Huge meteor explodes over Tunguska, Siberia

A series of strange events occurred on that last day of June. A trainload of passengers on the trans-Siberian railway noticed a giant fiery streak dominating the day sky and descending alarmingly fast to the ground. The Evenki nomad tribe 350 miles to the north saw what looked like a giant sun racing across the distant sky and then exploding with an unimaginable intensity, with a shockwave strong enough to knock over buildings and send horses fleeing in terror. Residents as far away as London noted the sky took on an unusual purplish color that day.

On this day, June 30, in 1908, a comet or a meteor of a substantial size entered the earth’s atmosphere and fell down to the surface, exploding just before impact at an altitude of 3-6 miles. Nearby witnesses reported seeing a mushroom cloud, and indeed the explosion could be compared in power to the atomic bombs dropped on Hiroshima and Nagasaki — except the Tunguska explosion was 1,000 times more powerful.

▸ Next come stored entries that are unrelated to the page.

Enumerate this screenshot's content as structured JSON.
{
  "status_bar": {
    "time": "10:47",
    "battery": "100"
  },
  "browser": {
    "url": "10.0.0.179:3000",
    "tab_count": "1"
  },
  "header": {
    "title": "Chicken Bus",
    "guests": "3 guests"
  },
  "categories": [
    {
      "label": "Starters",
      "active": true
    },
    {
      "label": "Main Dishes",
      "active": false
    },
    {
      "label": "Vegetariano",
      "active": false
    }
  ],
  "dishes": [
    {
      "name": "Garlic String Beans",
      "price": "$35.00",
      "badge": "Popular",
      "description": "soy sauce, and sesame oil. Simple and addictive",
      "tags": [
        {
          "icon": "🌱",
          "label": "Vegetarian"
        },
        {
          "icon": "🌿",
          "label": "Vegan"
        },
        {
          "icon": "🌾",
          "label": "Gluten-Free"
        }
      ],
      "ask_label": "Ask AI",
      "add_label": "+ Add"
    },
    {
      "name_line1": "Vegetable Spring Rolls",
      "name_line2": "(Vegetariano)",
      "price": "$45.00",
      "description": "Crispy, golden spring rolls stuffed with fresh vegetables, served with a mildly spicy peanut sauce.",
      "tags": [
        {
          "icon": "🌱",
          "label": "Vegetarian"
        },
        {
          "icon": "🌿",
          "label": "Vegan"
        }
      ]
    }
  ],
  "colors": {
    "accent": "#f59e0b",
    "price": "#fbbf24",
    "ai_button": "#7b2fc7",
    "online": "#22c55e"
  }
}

It was humanity’s fortune that the impact happened over an uninhabited area of Siberia. Had the dimensions of the impact — a 9-mile radius completely incinerated; a shockwave strong enough to fell trees for over 800 miles; an earthquake likely measuring around 5.0 — been over a large metropolitan area, the damage could have been far greater. This was the largest impact over land in recorded history.